Gmail getting a 'not encrypted' notification

Google will soon start notifying Gmail users when they receive an unencrypted email. According to a blog post by Google's anti-fraud and abuse research expert Elie Bursztein and Gmail security engineering lead Nicolas Lidzborski, there are several reasons why Google has decided to do this.

One is that some countries around the world don't approve of encryption, while the other one is that some services and servers have been really slow in adoptin encryption.
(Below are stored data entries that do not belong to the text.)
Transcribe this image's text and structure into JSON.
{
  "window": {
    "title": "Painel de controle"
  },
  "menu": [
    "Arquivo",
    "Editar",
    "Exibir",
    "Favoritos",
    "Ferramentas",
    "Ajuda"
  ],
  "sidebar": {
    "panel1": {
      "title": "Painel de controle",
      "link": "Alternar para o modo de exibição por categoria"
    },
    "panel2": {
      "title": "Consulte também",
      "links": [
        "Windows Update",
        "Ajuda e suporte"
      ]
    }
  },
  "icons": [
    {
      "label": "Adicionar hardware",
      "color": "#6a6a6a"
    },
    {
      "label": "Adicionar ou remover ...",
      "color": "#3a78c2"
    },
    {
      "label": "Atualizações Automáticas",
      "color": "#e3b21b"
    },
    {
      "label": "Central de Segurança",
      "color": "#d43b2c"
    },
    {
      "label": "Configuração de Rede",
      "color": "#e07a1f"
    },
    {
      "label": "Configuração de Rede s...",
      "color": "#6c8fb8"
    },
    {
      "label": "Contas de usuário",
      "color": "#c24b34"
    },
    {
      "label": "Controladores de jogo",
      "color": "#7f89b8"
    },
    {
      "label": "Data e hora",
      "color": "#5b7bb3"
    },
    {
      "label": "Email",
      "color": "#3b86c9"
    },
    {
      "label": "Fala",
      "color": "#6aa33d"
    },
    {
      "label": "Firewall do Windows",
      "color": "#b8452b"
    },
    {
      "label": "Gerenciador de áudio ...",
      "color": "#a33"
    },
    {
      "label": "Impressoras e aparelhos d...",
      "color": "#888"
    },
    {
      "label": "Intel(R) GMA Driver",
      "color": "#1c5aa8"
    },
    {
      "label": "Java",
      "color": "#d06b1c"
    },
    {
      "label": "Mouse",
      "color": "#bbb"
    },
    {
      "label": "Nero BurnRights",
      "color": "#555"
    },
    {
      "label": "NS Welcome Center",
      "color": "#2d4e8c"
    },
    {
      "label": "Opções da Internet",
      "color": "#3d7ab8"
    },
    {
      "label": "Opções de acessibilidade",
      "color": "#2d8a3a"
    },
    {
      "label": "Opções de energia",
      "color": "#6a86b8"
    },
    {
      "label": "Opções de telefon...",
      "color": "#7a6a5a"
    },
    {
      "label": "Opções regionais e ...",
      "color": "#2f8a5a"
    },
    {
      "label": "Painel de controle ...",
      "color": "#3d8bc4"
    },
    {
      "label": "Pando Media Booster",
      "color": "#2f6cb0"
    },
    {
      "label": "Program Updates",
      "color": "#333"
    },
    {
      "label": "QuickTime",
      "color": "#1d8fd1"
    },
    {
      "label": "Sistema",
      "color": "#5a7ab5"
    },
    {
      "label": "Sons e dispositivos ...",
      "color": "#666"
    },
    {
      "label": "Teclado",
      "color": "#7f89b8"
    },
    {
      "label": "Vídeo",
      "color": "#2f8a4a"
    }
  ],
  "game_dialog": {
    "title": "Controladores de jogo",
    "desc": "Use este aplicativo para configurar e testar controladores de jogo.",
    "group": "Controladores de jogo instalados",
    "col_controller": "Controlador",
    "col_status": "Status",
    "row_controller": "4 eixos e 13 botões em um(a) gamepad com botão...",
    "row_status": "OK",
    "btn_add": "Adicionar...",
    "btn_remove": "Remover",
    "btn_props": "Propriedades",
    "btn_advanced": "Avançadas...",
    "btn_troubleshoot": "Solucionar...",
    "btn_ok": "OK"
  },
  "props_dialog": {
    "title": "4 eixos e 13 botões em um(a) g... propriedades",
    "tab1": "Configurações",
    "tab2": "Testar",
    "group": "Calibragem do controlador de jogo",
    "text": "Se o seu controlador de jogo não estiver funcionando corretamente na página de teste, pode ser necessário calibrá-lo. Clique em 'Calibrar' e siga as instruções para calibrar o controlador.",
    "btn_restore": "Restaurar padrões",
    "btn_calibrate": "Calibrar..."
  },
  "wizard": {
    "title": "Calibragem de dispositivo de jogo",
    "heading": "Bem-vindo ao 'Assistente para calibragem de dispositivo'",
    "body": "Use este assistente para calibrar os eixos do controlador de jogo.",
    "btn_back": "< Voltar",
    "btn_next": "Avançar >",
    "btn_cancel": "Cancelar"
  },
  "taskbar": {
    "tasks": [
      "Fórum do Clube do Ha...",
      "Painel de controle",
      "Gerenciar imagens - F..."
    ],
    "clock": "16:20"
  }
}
Seven countries – Tunisia, Iraq, Papua New Guinea, Nepal, Kenya, Uganda and Lesotho – should be regarded as dangerous places to send e-mails to, according to Google's research.

Servers are also a problem. Google said today that encrypted messaging is on the rise: Since 2013, the number of encrypted emails that Gmail received from non-Gmail senders increased from 33 per cent to 61 per cent. There's still that final 39 per cent, though.

"Second, we uncovered malicious DNS servers publishing bogus routing information to email servers looking for Gmail. These nefarious servers are like telephone directories that intentionally list misleading phone numbers for a given name. While this type of attack is rare, it’s very concerning as it could allow attackers to censor or alter messages before they are relayed to the email recipient,“ Google says in the report.

"While these threats do not affect Gmail-to-Gmail communication, they may affect messaging between providers," researcher Elie Bursztein and engineer Nicolas Lidzborski wrote in a blog post.

These warnings will begin to roll-out in the coming months, Google added, saying that all email services, Gmail included, depend on the trust of their users.